Knowledge Base (RAG)

A hybrid retrieval-augmented generation pipeline powered by the memcity component — combining vector search, BM25 keyword matching, knowledge graphs, and episodic memory.

Ingestion Pipeline

01 UPLOAD

Document Intake

Files, text, URLs, or skills are submitted via the dashboard or AI tools.

02 CHUNK

Retrieval-Aware Chunking

Content is split using a retrieval-optimized strategy that preserves semantic coherence.

03 EMBED

Jina Embeddings v4

Each chunk gets a 1024-dimensional contextual embedding + BM25 keyword index.

04 ENRICH

Graph + Summaries

Entities and relationships are extracted into a knowledge graph. RAPTOR summaries are built.

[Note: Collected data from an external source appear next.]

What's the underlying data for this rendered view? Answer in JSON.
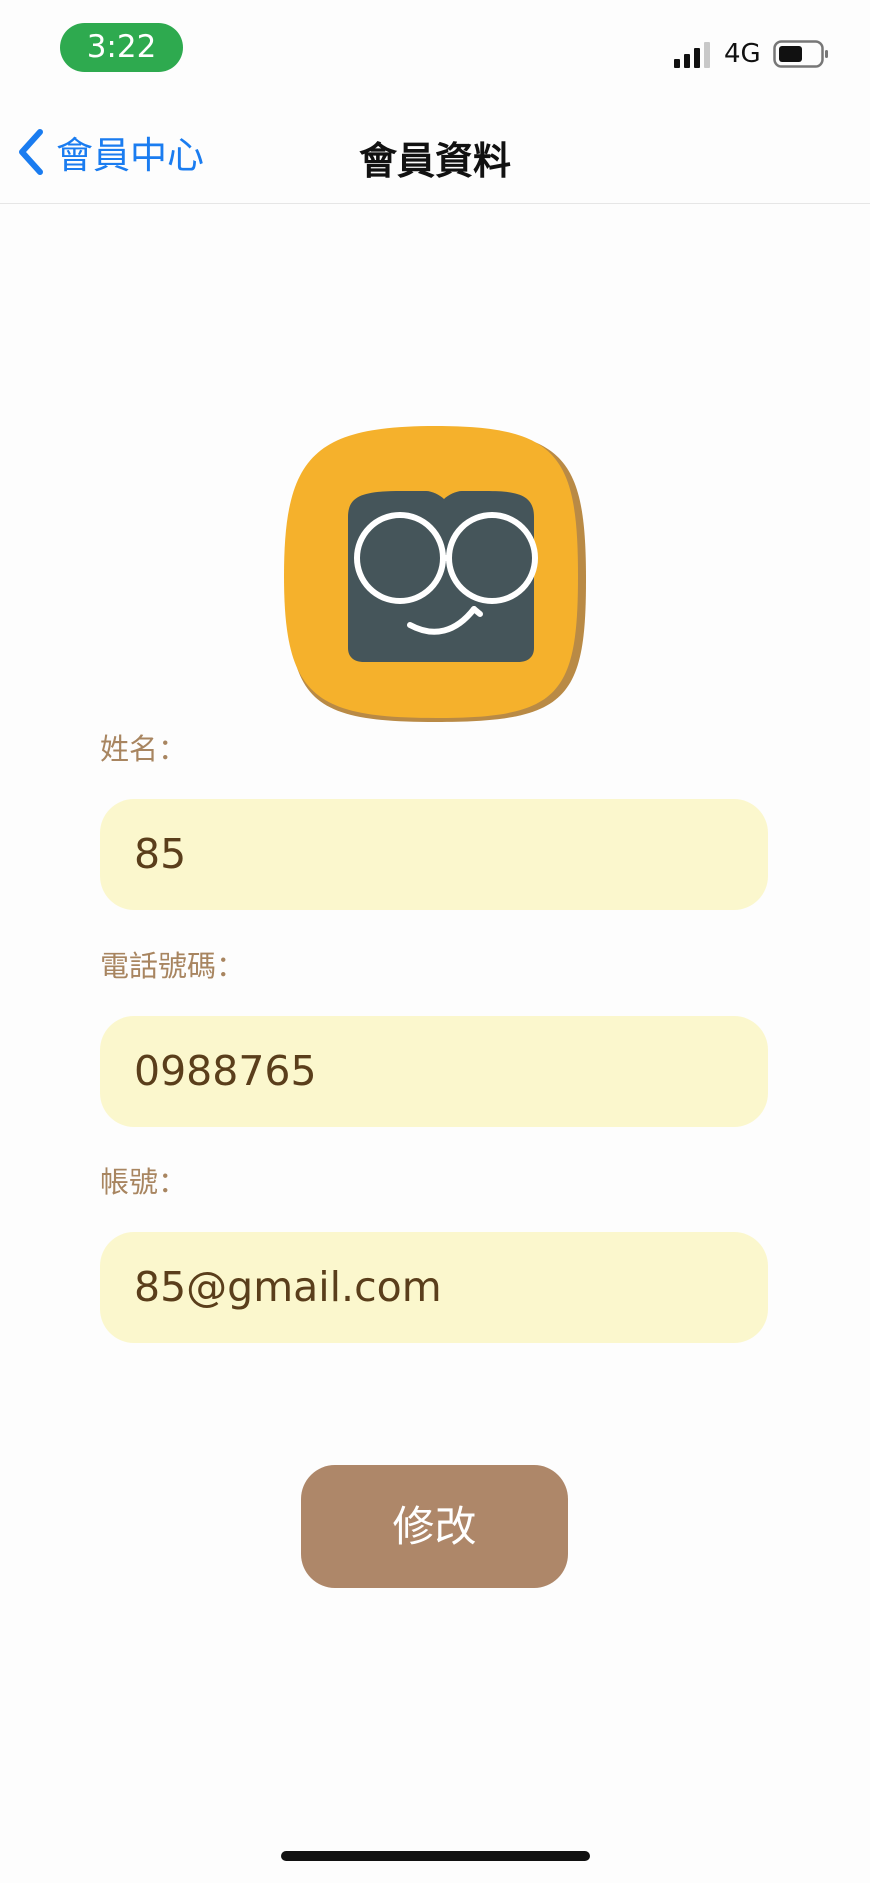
{
  "status": {
    "time": "3:22",
    "network": "4G"
  },
  "nav": {
    "back_label": "會員中心",
    "title": "會員資料"
  },
  "form": {
    "name": {
      "label": "姓名：",
      "value": "85"
    },
    "phone": {
      "label": "電話號碼：",
      "value": "0988765"
    },
    "account": {
      "label": "帳號：",
      "value": "85@gmail.com"
    },
    "submit_label": "修改"
  },
  "colors": {
    "accent": "#1a7cf0",
    "time_pill": "#2eaa4f",
    "field_bg": "#fbf7cd",
    "label_text": "#a88560",
    "button_bg": "#ae8769",
    "avatar_bg": "#f5b12c"
  },
  "icons": [
    "chevron-left-icon",
    "signal-icon",
    "battery-icon",
    "glasses-face-avatar-icon"
  ]
}
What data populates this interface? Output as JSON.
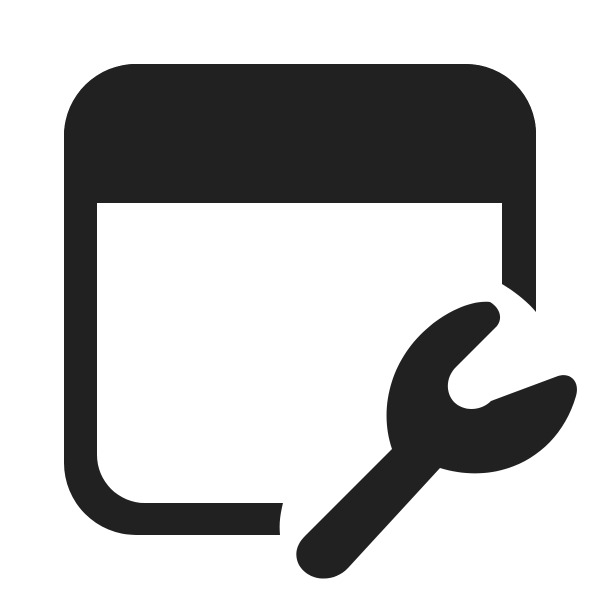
{
  "icon": {
    "name": "window-wrench-icon",
    "glyph_color": "#212121",
    "background_color": "#ffffff"
  }
}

Search Pipeline (searchContext)

When the AI agent needs information, the searchContext tool triggers a multi-stage retrieval pipeline:

01
Query Routing
Classifies query complexity (simple / moderate / complex)
02
Query Expansion
Decomposes complex queries + generates search variants
03
HyDE Generation
Creates hypothetical document embeddings for better retrieval
04
Hybrid Search
Parallel vector search (Jina v4) + BM25 keyword matching
05
RRF Fusion
Reciprocal Rank Fusion merges vector + keyword results
06
Graph Traversal
Entity search + knowledge graph relationship traversal
07
Reranking
Jina Reranker v3 scores and reorders all candidates
08
Chunk Expansion
Neighbor stitching restores surrounding context
09
Memory Search
Episodic memories retrieved per-user (facts, preferences)
10
Format & Return
Context string assembled and returned to the LLM

Supported Formats

FormatCategoryNotes
.txt / .mdTextBest performance. Clean semantic chunks with no formatting overhead.
.pdfDocumentExtracted via document processing. Text-first PDFs work best.
.docx / .pptx / .xlsxOfficeMicrosoft Office formats supported. Content extracted and chunked.
.csv / .jsonDataStructured data formats. Great for product catalogs and records.
.htmlWebHTML content parsed and cleaned before chunking.
URLsWebWeb pages fetched, content extracted, and ingested automatically.

Episodic Memory

Beyond document retrieval, the system maintains per-user episodic memories — facts, preferences, and interaction patterns extracted from conversations.

How It Works

A daily cron job analyzes recent conversations and extracts user-specific information (names, preferences, past requests, interaction styles). These memories are stored per-user in memcity and automatically included in search results for that user, enabling personalized responses that remember context across conversations.

Knowledge Graph

During ingestion, entities (people, products, concepts) and their relationships are automatically extracted and stored in a knowledge graph. During search, the graph is traversed to find connections that pure vector similarity might miss.

Architecture

Instance Isolation

Each WhatsApp instance has its own isolated knowledge base. Documents uploaded to one instance are never visible to another. Each contact (WhatsApp user) gets their own memory space for episodic memories.

Processing Time

Document processing (chunking, embedding, entity extraction, summarization) runs asynchronously. Small documents complete in seconds; large PDFs may take a few minutes. The document status transitions from pending to complete when ready.